Deserteure

Syrien vermint Grenze zum Libanon

Die syrische Führung will offenbar verhindern, dass Flüchtlinge das arabische Land über die Grenze zum Libanon verlassen. Zeugen im libanesischen Serhanije beobachten am Dienstag, wie syrische Soldaten die Grenzanlagen zu dem Nachbarland verminten.

Foto: dpa / dpa/DPA

Die syrische Armee vermint Abschnitte der Grenze zum Libanon. Zeugen im libanesischen Serhanije beobachten, wie syrische Soldaten am Dienstag mehrere Minen in der Nähe der Grenzanlage vergruben. Seit Beginn der Proteste in Syrien haben zahlreiche Flüchtlinge das Land in Richtung Libanon und Türkei verlassen. Von syrischer Seite hieß es, die Landminen sollten den Waffenschmuggel aus dem Libanon eindämmen. Seit sieben Monaten protestieren Aufständische in Syrien gegen das Regime von Baschar Assad.
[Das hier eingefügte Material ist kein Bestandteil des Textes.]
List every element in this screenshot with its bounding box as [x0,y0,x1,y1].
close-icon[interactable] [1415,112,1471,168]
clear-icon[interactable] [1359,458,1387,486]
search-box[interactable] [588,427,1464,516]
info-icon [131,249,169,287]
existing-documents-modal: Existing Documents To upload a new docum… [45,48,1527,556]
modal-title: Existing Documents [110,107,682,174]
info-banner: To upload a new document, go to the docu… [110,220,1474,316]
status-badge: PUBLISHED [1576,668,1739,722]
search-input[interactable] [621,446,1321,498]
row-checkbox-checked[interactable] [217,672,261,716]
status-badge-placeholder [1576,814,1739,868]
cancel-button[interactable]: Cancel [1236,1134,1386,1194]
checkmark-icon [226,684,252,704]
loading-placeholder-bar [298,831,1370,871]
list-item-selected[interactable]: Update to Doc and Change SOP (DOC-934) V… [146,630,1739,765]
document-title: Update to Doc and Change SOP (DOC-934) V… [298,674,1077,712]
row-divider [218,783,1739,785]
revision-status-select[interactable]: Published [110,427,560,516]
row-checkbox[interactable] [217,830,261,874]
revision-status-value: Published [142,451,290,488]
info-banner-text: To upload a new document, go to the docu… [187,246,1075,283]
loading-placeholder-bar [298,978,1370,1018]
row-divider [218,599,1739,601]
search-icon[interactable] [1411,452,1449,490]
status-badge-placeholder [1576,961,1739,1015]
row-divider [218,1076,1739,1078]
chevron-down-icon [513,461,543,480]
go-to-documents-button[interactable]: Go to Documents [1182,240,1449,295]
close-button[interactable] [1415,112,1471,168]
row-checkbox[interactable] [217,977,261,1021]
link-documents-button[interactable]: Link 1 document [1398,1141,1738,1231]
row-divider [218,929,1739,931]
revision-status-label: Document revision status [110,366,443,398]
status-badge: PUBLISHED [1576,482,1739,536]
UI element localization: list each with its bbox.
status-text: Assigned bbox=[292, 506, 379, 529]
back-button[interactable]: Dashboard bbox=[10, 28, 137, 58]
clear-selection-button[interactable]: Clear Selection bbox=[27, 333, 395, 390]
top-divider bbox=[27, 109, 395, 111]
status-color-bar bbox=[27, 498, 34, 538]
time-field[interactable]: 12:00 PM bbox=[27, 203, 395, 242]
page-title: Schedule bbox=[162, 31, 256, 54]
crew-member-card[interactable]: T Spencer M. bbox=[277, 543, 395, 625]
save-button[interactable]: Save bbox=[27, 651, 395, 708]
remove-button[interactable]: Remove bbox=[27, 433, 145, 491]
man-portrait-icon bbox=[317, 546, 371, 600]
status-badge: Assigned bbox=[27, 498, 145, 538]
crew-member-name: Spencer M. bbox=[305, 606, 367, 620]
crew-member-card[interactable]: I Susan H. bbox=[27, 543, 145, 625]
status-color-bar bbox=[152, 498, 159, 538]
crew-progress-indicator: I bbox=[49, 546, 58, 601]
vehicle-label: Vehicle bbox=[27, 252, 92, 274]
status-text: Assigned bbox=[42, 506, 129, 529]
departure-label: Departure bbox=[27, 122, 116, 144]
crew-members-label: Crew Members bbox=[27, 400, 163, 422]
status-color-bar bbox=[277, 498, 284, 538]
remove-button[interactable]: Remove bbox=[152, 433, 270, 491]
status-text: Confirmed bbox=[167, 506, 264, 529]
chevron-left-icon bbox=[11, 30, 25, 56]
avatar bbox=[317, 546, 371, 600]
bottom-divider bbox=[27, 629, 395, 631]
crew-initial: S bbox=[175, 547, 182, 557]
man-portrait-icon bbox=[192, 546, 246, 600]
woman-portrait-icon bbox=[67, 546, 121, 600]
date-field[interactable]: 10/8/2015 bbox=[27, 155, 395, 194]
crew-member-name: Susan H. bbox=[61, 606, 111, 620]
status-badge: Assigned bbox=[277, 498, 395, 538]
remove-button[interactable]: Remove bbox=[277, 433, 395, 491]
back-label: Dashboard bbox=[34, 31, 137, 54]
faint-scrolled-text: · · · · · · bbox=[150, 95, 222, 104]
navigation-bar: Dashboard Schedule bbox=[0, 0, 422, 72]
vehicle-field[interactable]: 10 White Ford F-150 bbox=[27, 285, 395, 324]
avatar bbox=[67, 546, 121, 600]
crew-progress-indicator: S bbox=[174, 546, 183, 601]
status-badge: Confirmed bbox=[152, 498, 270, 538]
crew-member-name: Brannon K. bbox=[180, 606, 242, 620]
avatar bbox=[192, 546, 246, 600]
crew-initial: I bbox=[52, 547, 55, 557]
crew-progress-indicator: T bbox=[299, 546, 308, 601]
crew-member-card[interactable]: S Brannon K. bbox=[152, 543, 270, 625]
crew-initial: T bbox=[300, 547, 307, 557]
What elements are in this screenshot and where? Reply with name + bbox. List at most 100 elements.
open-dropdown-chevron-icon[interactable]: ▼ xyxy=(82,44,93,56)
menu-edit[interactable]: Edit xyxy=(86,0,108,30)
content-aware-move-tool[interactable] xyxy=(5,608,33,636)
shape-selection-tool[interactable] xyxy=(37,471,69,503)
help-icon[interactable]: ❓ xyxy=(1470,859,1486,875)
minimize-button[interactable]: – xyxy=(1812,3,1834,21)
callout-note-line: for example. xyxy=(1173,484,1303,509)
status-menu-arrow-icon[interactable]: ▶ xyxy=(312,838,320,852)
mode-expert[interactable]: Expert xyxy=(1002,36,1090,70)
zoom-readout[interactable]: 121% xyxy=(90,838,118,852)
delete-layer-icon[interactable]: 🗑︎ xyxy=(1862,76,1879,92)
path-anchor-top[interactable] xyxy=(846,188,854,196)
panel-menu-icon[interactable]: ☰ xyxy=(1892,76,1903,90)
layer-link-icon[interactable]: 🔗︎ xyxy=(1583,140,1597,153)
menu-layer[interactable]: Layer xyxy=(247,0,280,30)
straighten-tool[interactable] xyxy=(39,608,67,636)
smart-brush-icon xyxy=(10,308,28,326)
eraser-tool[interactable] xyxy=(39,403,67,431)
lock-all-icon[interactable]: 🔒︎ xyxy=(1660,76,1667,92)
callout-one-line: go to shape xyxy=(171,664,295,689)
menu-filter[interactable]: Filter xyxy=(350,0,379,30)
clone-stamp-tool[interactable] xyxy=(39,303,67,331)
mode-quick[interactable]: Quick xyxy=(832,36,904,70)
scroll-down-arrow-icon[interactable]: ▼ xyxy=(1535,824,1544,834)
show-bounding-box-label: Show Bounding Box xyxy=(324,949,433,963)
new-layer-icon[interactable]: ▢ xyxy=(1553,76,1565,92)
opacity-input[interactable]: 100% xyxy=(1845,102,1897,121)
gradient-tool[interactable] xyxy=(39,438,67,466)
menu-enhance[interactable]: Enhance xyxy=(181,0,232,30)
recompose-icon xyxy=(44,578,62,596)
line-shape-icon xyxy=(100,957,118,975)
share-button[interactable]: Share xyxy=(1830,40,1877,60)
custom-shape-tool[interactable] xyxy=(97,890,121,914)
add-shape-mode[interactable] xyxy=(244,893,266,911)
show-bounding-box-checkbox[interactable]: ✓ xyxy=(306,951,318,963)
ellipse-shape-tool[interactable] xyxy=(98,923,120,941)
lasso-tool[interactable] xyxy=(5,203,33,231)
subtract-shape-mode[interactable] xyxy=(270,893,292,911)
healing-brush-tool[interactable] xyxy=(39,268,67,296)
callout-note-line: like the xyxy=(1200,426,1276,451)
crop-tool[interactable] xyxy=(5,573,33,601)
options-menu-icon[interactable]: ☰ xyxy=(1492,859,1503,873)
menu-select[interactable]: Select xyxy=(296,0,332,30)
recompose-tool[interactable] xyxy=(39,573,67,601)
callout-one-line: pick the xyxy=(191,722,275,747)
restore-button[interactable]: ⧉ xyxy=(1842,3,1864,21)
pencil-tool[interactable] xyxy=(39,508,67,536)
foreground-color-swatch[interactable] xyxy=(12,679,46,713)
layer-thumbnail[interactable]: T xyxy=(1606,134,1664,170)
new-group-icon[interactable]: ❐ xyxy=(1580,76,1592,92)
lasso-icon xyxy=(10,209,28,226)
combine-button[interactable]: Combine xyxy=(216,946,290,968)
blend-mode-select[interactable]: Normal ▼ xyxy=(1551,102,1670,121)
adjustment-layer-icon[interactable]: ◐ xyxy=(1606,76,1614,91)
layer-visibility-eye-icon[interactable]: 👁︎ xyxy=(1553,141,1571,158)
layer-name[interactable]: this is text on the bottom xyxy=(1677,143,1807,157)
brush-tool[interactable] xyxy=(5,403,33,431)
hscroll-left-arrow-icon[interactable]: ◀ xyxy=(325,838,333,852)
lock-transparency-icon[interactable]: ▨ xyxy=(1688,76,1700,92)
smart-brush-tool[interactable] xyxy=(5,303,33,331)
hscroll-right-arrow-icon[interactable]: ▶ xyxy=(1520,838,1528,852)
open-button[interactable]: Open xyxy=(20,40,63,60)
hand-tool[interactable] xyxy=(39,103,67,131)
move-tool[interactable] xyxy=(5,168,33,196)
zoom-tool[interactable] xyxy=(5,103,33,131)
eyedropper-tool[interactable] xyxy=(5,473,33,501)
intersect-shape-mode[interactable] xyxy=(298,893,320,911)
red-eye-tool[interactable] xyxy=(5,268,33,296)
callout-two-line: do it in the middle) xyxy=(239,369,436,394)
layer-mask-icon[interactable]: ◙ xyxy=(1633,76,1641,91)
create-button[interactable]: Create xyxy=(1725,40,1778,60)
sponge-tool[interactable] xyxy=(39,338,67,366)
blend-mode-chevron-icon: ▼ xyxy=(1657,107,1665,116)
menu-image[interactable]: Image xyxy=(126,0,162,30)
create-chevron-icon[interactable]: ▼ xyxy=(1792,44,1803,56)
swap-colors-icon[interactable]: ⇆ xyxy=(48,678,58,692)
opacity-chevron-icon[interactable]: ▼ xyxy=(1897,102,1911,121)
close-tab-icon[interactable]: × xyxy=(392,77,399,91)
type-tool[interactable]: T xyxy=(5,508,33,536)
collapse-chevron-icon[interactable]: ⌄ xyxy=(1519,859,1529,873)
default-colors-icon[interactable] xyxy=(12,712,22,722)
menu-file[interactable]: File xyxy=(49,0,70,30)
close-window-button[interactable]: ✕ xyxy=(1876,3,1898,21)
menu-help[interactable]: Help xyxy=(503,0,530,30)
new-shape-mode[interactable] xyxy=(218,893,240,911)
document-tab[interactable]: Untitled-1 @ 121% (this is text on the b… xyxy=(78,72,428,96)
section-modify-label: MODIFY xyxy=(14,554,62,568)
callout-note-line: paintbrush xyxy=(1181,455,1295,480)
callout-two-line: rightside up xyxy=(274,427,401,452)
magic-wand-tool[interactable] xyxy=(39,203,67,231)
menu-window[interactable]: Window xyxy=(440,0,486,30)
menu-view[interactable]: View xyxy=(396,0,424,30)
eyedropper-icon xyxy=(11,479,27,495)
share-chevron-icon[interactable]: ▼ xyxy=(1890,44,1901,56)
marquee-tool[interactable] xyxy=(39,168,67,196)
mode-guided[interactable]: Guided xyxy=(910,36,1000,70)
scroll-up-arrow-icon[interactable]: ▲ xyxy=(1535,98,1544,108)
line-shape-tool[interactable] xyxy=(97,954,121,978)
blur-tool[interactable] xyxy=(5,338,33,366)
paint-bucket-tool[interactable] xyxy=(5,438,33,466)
Die syrische Führung will indes nicht auf die Forderungen der Arabischen Liga nach einem Ende des Militäreinsatzes gegen die Protestbewegung eingehen. Trotzdem bemüht sich das Regime von Präsident Baschar al-Assad, den Gesprächsfaden mit den arabischen Regierungen nicht abreißen zu lassen.

Der algerische Außenminister Murad Medelsi äußerte laut der staatlichen algerischen Nachrichtenagentur die Hoffnung, bis zur nächsten Sondersitzung der arabischen Außenminister am Mittwoch in Kairo eine Einigung mit Syrien zu erreichen. Die regierungsnahe syrische Tageszeitung „Al-Watan“ schrieb Dienstag, Damaskus wolle den arabischen Außenministern Vorschläge unterbreiten. Dem Vernehmen nach fordert Assad auch, „dass der Medienkrieg gegen Syrien beendet wird“.

Ein Treffen zwischen Syriens Außenminister Walid al-Muallim und einer Gruppe arabischer Außenminister unter Leitung des katarischen Ministers Scheich Hamad bin Dschasim al-Thani war am Montagabend ohne Ergebnis beendet worden. Die Minister hatten von Syrien gefordert, die Armee aus den Protesthochburgen abzuziehen, alle mutmaßlichen Regimegegner freizulassen und in Kairo einen Dialog mit der Opposition zu beginnen. Die syrische Seite stimmte diesem Forderungskatalog zunächst nicht zu und verlangte Änderungen.

Die Protestbewegung schätzt, dass seit Beginn der Demonstrationen gegen Assad im vergangenen März bereits mehr als 4000 Menschen getötet wurden. Die syrische Führung bezeichnet die Regimegegner als „bewaffnete Terrorbanden“.